The effects of di(2‐ethylhexyl)phthalate on rat liver in relation to selenium status

This study was performed to determine the hepatotoxicity of di(2‐ethylhexyl)phthalate (DEHP) in relation to selenium status. In 3‐week‐old Sprague‐Dawley rats, selenium deficiency was induced by a ≤0.05 selenium mg/kg. A selenium supplementation group was given 1 mg selenium/kg diet for 5 weeks.
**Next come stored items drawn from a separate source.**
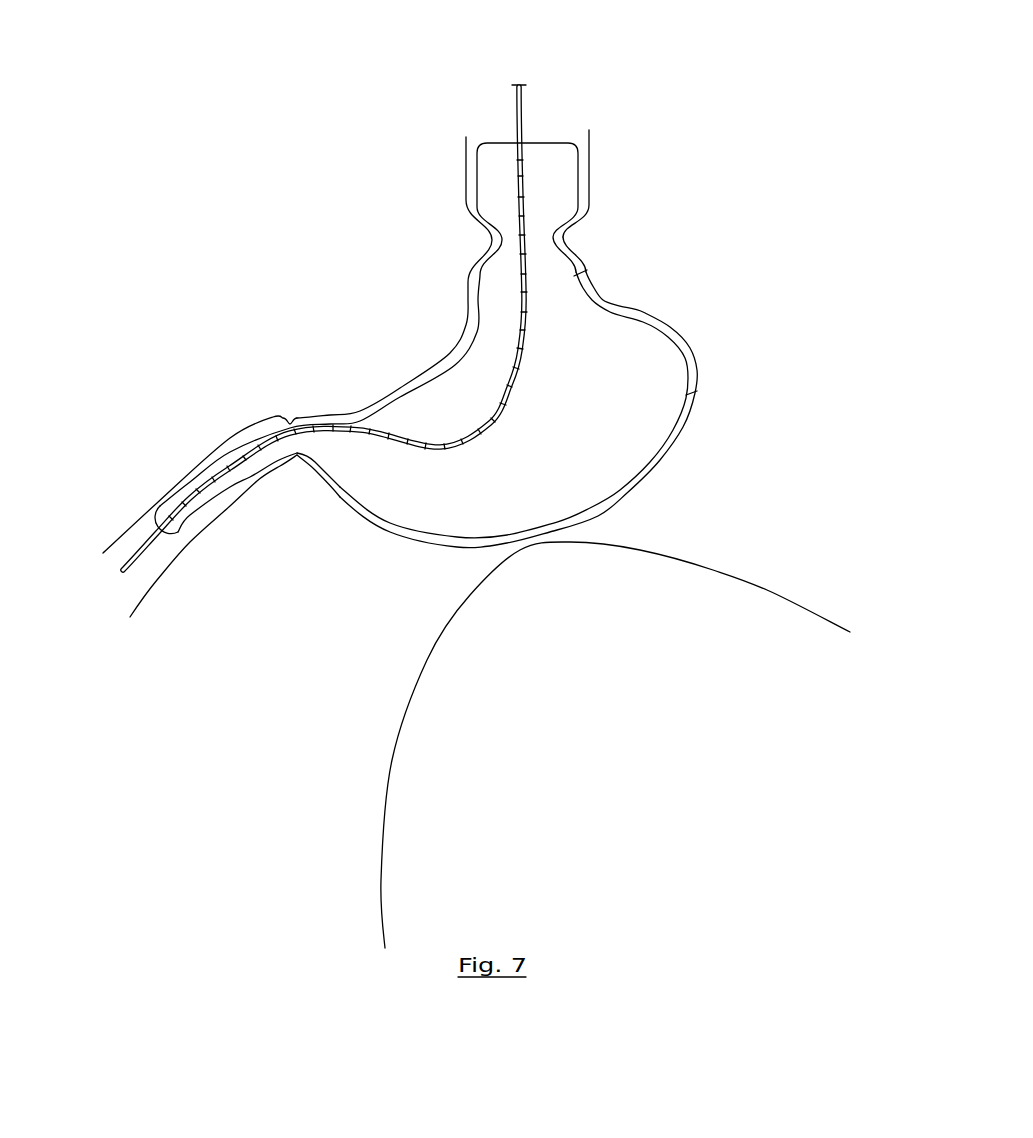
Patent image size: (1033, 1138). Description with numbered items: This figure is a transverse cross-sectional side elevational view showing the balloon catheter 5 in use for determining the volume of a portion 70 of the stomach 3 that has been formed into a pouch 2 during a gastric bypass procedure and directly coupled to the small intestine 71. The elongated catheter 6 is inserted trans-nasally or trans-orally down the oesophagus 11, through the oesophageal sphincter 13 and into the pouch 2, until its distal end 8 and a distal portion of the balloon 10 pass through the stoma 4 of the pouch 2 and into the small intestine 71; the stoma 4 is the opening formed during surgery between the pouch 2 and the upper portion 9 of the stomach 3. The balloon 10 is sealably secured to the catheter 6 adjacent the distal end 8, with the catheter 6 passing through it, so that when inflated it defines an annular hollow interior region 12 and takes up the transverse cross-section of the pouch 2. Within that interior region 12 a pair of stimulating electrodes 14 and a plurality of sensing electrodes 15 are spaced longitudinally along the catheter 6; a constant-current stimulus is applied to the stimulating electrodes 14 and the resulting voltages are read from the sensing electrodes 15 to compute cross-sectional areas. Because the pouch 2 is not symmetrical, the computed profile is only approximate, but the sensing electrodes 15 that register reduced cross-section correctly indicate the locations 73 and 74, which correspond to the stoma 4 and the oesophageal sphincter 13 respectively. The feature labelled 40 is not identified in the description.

The pouch 2 is at (670, 320).
The stomach 3 is at (700, 597).
The stoma 4 is at (290, 423).
The balloon catheter 5 is at (541, 101).
The catheter 6 is at (525, 133).
The distal end 8 is at (122, 573).
The upper portion of the stomach 9 is at (638, 550).
The balloon 10 is at (580, 272).
The oesophagus 11 is at (590, 198).
The annular hollow interior region 12 is at (638, 419).
The oesophageal sphincter 13 is at (563, 240).
The stimulating electrodes 14 is at (523, 160).
The sensing electrodes 15 is at (528, 182).
The stomach wall 40 is at (693, 345).
The portion of the stomach 70 is at (690, 393).
The small intestine 71 is at (185, 550).
The location of reduced transverse cross-section 73 is at (297, 460).
The location of reduced transverse cross-section 74 is at (496, 239).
Di(2‐ethylhexyl)phthalate‐treated groups received 1000 mg/kg dose by gavage during the last 10 days of the experiment. Histopathology, peroxisome proliferation, catalase (CAT) immunoreactivity and activity and apoptosis were assessed. Activities of antioxidant selenoenzymes [glutathione peroxidase 1 (GPx1), glutathione peroxidase 4 (GPx4), thioredoxin reductase (TrxR1)], superoxide dismutase (SOD), and glutathione S‐transferase (GST); aminotransferase, total glutathione (tGSH), and lipid peroxidation (LP) levels were measured. Di(2‐ethylhexyl)phthalate caused cellular disorganization while necrosis and inflammatory cell infiltration were observed in Se‐deficient DEHP group (DEHP/SeD). Catalase activity and immunoreactivity were increased in all DEHP‐treated groups. Glutathione peroxidase 1 and GPx4 activities decreased significantly in DEHP and DEHP/SeD groups, while GST activities decreased in all DEHP‐exposed groups. Thioredoxin reductase activity increased in DEHP and DEHP/SeS, while total SOD activities increased in all DEHP‐treated groups. Lipid peroxidation levels increased significantly in SeD (26%), DEHP (38%) and DEHP/SeD (71%) groups. Selenium s...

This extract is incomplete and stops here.